The test requires proctors, and the ones provided on the online test are very strict with your environment and testing conditions. If they aren’t satisfied with something, you must change it to their satisfaction, and you can’t move from your seat once the test begins.
They see your screen and watch the entire time you take the test, making for a rather stressful test environment that prevents cheating.
Each application to take the exam takes 5 to 10 business days to process, and it takes 7 to 10 days after your exam is processed to download your certificate.
Suppose you’re starting from the very beginning. In that case, you need to have two years in a cybersecurity sector to apply to take the test, a waiver or certified training, apply for the test, buy your voucher, schedule your exam, take the exam, the download your certificate.
Once you’ve completed these steps, you’ve completed your certified ethical hacker certification from the EC-Council.
The CEH certification is a certification given by the EC council that certifies the knowledge and abilities of ethical hackers. Here are a few of the most common questions regarding CEH certification:
Is CEH a good certification?
The CEH is the gold standard for ethical hackers. Its rigorous testing protocols and high-level knowledge proves the ones that pass truly understand security systems, both from an inside and an outside perspective.
The CEH is just the beginning of its certification tree. Those looking to stand out can try for the CEH Practical, which tests you on practical applications of hacking abilities, and those looking for true mastery can get the CEH Master, which proves you to be one of the best in your field.
What can you do with a CEH certification?
CEH certifications are helpful in all cybersecurity jobs, from low-level entry positions to high-level security engineer positions.
More freelance and contract positions will find the certification useful, such as Penetration Testers and consultants. This certification can help you stand out from the crowd and help prove you know what you’re doing in the field.
How much does CEH certification cost?
Anywhere from $1000 to $4500, you’ll need to spend a couple hundred every year to maintain the certification. Nevertheless, it’s worth every penny was given the benefits and extra salary it can net you from employers.
You should plan for the expenses and take your time studying to prevent the $450 retake price.
What is required for the CEH certification?
Two years or more of work in a cybersecurity field, an application, a waiver or training course, a passing grade, and a lot of money.
It’s a difficult certification to achieve, and it’s certainly not easy. Two years or more of work is required because hackers can easily use the information provided by the training courses and exams for the wrong reasons, proving your good intentions.
The CEH certification isn’t easy to get, but that’s what makes it so valuable. Those who achieve this practical certificate can prove they understand security systems from a hacker’s perspective and are better equipped to protect those systems from hackers.

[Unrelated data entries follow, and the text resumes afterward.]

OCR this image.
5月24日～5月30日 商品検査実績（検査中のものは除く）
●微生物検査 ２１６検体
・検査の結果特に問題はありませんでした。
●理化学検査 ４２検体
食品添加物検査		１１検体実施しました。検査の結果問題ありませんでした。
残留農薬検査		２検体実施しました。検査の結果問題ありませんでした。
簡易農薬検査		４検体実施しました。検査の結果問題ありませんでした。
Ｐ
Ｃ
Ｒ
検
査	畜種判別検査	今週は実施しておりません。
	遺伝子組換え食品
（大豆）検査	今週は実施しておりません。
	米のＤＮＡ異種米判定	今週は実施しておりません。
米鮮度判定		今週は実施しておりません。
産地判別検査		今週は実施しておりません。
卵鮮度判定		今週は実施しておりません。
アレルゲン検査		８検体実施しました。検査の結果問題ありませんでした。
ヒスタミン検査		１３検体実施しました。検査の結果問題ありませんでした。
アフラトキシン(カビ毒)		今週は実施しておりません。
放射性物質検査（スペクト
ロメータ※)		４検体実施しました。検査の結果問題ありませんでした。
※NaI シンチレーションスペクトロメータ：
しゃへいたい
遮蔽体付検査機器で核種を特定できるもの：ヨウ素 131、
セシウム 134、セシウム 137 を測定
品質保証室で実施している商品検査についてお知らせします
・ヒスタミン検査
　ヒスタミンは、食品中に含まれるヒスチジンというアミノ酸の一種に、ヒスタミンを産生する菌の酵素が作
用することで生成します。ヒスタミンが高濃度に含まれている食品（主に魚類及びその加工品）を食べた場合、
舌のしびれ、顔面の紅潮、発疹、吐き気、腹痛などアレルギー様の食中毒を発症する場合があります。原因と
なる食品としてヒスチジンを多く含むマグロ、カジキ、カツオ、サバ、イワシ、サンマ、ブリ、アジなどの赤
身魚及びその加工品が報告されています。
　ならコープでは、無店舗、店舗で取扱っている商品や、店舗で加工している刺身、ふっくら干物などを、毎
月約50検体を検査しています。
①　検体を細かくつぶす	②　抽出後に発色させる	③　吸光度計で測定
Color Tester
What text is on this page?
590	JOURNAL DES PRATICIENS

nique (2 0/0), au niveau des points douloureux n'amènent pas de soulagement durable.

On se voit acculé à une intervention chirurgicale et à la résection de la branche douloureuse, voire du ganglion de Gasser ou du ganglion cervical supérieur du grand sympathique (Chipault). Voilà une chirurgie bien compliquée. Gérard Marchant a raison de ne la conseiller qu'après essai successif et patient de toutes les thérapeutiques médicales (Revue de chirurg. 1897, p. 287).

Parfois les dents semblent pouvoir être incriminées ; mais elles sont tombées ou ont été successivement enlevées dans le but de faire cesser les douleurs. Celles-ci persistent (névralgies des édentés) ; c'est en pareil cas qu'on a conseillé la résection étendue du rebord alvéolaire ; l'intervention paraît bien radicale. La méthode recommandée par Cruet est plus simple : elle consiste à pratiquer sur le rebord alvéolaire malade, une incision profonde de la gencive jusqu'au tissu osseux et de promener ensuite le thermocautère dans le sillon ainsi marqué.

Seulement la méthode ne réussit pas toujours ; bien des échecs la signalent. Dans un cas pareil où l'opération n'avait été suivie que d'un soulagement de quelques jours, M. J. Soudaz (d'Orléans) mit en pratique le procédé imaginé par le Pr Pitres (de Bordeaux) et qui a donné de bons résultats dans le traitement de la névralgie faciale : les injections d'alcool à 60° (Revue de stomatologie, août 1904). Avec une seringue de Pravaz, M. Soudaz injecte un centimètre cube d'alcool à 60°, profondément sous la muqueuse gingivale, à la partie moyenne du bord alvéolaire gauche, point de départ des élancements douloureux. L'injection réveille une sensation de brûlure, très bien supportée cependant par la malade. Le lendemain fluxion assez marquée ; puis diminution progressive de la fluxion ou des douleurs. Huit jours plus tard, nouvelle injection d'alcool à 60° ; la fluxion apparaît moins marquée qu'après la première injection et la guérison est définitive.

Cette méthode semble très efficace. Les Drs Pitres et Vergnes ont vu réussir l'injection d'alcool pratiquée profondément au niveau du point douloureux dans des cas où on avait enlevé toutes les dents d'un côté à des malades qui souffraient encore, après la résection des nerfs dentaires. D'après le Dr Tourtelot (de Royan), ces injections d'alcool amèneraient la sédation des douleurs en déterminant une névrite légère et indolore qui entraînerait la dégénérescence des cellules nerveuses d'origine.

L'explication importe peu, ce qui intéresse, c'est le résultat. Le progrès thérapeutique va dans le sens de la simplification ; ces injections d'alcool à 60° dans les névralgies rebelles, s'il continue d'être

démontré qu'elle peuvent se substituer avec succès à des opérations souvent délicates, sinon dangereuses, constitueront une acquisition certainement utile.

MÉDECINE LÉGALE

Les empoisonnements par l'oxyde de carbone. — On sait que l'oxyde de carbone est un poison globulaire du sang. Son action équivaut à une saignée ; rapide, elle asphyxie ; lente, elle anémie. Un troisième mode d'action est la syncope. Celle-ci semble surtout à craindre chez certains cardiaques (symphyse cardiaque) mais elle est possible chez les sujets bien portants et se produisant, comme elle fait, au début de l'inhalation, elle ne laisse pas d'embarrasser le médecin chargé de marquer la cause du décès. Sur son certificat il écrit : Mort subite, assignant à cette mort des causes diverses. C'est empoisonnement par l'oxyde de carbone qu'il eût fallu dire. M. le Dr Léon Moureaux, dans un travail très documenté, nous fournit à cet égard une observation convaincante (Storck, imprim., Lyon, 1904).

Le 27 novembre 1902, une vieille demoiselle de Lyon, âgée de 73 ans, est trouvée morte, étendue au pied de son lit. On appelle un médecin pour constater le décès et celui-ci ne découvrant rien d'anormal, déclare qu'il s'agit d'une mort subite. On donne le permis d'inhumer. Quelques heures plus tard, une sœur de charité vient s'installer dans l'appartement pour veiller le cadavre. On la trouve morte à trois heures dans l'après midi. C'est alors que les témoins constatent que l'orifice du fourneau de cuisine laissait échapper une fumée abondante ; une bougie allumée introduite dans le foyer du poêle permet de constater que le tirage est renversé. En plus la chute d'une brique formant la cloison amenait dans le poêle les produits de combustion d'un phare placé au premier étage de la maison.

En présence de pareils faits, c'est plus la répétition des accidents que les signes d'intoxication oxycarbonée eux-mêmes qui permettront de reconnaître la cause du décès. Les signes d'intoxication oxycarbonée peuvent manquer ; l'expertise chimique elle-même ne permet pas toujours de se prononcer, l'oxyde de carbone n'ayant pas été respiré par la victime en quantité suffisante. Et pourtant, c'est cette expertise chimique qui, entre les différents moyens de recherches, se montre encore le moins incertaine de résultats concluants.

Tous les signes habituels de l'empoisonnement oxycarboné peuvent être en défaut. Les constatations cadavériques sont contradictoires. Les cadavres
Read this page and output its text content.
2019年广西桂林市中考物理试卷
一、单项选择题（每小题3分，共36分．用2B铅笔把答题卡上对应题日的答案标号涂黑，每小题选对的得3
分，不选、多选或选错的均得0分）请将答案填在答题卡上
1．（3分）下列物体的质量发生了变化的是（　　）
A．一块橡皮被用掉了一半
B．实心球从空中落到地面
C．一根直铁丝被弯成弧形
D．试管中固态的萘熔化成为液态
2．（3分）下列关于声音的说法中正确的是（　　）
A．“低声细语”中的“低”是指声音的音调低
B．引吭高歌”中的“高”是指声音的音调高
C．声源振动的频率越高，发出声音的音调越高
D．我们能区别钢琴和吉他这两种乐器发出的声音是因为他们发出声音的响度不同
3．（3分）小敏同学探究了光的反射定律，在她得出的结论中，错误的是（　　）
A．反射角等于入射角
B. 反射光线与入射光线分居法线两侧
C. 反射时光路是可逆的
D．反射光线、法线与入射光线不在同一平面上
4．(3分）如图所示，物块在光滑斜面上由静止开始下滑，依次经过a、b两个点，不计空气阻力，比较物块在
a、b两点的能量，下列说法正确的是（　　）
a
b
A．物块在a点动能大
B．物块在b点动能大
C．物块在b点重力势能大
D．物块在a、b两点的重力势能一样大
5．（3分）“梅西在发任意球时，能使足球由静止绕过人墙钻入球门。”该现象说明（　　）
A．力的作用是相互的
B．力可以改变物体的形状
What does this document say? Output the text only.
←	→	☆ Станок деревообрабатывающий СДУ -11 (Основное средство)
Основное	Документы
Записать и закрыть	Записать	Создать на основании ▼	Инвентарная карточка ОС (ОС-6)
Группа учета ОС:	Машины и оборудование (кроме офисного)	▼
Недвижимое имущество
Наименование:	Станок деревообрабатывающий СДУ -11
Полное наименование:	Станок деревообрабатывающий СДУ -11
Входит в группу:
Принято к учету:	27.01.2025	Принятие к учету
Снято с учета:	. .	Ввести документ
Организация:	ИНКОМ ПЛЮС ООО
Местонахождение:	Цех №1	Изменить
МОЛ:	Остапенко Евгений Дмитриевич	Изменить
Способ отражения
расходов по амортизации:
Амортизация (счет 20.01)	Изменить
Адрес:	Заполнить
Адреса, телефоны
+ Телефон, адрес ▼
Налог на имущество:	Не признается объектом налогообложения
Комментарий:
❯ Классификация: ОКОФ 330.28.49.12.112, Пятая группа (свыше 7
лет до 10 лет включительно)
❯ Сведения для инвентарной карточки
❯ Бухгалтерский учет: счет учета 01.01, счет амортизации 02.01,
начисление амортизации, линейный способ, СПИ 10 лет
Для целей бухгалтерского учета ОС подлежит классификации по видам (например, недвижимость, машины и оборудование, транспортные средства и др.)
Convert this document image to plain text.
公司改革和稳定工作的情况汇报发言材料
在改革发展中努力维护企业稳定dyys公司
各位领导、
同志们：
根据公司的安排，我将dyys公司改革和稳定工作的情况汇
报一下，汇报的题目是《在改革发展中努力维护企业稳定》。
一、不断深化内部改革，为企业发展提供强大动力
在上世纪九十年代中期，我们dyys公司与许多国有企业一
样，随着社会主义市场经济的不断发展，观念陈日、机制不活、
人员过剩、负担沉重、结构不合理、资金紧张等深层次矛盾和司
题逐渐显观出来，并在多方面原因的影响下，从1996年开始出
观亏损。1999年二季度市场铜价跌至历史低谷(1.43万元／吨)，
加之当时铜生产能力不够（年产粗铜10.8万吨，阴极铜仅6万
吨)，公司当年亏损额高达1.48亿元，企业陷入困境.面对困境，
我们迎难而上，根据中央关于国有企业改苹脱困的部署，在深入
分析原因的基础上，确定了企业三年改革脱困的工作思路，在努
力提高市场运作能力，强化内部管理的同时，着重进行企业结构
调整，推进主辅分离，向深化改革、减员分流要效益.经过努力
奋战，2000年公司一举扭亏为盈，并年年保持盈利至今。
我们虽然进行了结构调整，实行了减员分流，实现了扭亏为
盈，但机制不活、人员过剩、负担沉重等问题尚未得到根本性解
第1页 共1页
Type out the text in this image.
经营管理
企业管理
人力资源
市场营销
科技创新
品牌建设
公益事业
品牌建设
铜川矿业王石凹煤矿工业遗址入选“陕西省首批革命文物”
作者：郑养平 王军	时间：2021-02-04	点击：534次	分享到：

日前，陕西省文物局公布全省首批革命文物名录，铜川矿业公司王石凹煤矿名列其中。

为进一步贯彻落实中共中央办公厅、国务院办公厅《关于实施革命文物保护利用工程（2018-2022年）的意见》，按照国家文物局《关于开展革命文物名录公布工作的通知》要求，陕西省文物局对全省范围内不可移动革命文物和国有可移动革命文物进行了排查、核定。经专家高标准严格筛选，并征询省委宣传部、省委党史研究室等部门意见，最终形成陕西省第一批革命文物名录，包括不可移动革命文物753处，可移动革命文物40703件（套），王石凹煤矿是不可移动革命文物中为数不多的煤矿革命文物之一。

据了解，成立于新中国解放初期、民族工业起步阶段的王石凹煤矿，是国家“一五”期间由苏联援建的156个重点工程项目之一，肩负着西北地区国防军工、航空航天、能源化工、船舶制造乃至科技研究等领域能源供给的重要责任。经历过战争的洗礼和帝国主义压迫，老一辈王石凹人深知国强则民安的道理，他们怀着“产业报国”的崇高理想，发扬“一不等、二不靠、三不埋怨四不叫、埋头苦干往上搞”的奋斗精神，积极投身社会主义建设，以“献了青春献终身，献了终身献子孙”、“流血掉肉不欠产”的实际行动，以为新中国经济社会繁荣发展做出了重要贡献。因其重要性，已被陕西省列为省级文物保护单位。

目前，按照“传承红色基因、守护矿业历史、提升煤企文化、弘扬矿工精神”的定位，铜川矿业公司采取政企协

With cybersecurity being such a fast-growing field of employment and the cybersecurity concerns that continue to expand in this uncertain world, those with this certification will undoubtedly stand out from their peers.
It isn’t easy, and it’s certainly not cheap. Still, this certification can drive your career growth, help you stand out among employees, and help you better understand security systems and the tools hackers use, and the weaknesses they exploit in those systems.
It can lead to better positions, salaries, and benefits, and you get to use the hacker’s toolbox to stop them in their tracks, helping to make the world a little safer, at least digitally.